There’s a lot you’ll see in Nick and Norah’s Infinite Playlist that is somehow familiar. There are sweet and slightly awkward young adults, witty and erudite beyond their years. There’s romance, and fumbling. There’s a sound track – a very good sound track actually. And there’s a night-time location of bright lights and big noise and a city that never sleeps.

Yet hiding within the familiar clothes and propelled by the familiar story is a uniquely modern, thriving world of diversity. Norah is a Jewish girl in a Catholic school for instance, a fact that’s in fact portrayed as truly unremarkable. Nick by turn is the only straight member of a gay punk band. This does not mark him or his friends out for derision or personal violence – nor the grim traditional movie-fate of being sidelined as the sage sounding boards for the female lead. It does not mark them out for anything at all actually. The gross-out humour is perpetuated by one of the girls. This is all so unremarkable it’s noteworthy.

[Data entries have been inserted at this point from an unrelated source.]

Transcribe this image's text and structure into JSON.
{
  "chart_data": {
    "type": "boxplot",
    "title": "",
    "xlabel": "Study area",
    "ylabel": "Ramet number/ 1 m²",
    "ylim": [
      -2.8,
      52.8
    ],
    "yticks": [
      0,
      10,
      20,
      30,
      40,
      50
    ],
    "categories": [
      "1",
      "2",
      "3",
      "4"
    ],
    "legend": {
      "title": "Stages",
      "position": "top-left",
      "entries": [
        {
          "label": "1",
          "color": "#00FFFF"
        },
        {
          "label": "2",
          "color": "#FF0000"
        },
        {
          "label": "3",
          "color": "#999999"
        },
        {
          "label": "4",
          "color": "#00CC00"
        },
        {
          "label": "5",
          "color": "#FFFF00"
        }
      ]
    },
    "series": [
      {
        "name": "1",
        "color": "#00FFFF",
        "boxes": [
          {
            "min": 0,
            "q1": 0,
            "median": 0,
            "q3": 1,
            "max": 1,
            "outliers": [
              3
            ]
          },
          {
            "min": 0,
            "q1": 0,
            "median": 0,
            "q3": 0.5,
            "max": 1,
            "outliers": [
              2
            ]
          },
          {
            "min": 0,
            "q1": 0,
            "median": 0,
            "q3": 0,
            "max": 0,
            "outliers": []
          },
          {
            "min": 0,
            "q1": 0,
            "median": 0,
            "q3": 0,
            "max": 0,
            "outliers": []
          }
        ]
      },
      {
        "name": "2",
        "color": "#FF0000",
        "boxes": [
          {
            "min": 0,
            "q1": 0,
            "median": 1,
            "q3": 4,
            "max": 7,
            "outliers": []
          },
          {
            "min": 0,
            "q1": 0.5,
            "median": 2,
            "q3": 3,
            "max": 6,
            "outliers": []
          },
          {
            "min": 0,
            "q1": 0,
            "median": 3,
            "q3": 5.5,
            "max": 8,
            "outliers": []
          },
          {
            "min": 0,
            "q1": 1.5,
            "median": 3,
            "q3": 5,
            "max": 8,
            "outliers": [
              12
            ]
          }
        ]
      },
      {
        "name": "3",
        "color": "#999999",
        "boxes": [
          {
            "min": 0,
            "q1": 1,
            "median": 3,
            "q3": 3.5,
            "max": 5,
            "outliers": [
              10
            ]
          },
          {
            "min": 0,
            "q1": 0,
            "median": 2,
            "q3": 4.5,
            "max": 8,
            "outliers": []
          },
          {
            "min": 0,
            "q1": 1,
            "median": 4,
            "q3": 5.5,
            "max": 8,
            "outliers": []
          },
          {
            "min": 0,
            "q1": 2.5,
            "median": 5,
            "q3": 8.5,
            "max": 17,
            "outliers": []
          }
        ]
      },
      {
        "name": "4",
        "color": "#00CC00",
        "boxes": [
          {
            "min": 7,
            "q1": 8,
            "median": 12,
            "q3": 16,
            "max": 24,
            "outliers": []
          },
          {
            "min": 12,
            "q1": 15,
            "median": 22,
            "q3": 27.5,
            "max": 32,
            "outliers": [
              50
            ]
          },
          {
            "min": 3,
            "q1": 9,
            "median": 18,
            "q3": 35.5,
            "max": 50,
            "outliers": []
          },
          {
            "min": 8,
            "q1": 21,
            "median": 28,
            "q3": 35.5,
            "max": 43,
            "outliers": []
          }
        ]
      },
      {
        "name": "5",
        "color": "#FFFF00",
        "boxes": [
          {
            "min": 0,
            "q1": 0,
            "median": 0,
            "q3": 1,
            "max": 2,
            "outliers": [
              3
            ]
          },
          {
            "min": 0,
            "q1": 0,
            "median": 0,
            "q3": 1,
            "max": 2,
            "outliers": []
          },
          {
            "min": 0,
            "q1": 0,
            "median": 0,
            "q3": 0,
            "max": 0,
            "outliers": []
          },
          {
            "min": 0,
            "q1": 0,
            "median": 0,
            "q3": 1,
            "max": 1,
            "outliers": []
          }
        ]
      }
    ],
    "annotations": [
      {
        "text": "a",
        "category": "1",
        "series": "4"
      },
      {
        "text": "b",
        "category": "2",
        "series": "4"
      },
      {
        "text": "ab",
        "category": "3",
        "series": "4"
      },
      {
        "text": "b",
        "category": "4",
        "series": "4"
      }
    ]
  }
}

Nick and Norah are clearly destined to fall in love before the night is over – though the movie’s plot points are the obstacles that stand in their way. Geeky Nick is wallowing self-pityingly about his manipulative ex-girlfriend Tris, (she loves him, she loves him not) whilst Norah’s best friend Caroline has gotten outrageously drunk and wandered off into big, bad New York City (cue the gross-out stuff.) But all this – and the somewhat quixotic quest to find out where their favorite band is performing – is merely a backdrop to the blossoming romance.